I am not writing about candy this week, though it would be a good week to rail against our overconsumption of sugar. A Washington Post article about the weight issues of the new middle class in Mexico that can now afford to drink and eat sugar in even higher quantities than we do in the U.S. did come up with a great line about us overeaters in the U.S., calling us “lumpen gringos.” I was tempted to take that little phrase and fly with it, but it is perfect just as it is.
What I am doing today is encouraging you to watch [a 10-minute video](http://www.youtube.com/watch?v=cpkRvc-sOKk) from the people who have put together a project called The Story of Stuff. I don’t like watching videos on the computer; it’s hard to get past the feeling that I have better uses for my time. But this one — along with my favorite, [Jamie Oliver’s TED award acceptance speech](http://www.ted.com/talks/jamie_oliver.html) — is good because it is inspiring. And we could all use a little inspiration.

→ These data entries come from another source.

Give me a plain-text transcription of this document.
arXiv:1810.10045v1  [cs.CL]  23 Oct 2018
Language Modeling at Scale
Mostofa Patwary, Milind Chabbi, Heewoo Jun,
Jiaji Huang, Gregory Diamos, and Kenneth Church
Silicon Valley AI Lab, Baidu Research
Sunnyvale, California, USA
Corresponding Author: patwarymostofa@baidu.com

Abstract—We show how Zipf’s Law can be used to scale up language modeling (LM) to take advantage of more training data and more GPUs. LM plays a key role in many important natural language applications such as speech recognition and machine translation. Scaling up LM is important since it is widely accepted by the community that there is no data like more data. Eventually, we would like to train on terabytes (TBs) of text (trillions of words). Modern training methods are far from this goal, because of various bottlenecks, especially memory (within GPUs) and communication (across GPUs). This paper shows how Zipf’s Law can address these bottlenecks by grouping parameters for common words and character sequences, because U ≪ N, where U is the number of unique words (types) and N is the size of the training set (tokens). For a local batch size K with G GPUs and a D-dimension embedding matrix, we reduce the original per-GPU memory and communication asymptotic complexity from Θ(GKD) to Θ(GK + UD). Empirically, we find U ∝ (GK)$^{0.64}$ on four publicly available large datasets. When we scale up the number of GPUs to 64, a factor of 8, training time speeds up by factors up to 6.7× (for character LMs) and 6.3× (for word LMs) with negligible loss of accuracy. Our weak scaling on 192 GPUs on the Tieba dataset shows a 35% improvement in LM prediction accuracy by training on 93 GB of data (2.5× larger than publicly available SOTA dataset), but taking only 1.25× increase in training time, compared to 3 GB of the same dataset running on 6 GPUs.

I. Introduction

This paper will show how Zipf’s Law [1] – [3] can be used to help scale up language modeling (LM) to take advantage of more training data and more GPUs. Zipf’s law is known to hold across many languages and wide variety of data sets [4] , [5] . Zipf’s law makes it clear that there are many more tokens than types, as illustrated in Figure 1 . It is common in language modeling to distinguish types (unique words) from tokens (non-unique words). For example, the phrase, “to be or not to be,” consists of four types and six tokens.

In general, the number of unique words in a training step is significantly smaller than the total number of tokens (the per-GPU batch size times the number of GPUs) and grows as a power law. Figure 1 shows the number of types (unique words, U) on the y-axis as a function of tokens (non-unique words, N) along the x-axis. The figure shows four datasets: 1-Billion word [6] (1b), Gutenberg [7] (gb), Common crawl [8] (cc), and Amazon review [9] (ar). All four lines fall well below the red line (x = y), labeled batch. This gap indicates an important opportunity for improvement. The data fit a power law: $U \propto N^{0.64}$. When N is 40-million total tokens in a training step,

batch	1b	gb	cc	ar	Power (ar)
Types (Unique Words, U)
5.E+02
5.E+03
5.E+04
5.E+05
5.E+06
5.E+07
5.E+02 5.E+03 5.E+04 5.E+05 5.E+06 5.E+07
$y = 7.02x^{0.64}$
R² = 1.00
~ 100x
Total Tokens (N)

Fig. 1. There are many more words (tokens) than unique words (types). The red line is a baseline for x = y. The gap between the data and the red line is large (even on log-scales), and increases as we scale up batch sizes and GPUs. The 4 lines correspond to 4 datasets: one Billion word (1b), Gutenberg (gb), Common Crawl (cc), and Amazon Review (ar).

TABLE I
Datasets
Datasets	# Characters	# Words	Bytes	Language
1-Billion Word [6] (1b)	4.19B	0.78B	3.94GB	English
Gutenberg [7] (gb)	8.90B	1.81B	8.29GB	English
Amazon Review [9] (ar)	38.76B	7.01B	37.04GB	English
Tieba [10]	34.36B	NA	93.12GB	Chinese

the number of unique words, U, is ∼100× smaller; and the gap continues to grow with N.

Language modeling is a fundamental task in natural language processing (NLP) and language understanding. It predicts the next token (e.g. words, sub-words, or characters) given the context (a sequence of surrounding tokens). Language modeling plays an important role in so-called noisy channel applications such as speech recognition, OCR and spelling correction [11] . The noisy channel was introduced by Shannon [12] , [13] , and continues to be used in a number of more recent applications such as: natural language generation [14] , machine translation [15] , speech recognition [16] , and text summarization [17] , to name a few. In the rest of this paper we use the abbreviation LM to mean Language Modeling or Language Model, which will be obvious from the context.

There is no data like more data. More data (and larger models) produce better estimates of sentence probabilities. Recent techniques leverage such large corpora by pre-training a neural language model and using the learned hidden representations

The Story of Solutions is the title of this video, and it is marvelously mind-bending and provocative without being complicated or difficult to grasp. The basic premise is that we need to begin to look for solutions that change the game — the game that seems to promote more as the goal. The video encourages us to look at new goals as well as new methods of reaching those goals.
What if the goal were better rather than more? How could that change how we solve the process of getting there? When considering the problem of accumulating plastic waste, we are encouraged to think more about preventing it instead of just figuring out how to dispose of it. And my favorite part is the ultimate and underlying goal of building a society that works together to solve these problems. This is how we ultimately build the power to change the game, and everyone can participate in this endeavor.
Watch it — you will be glad you did.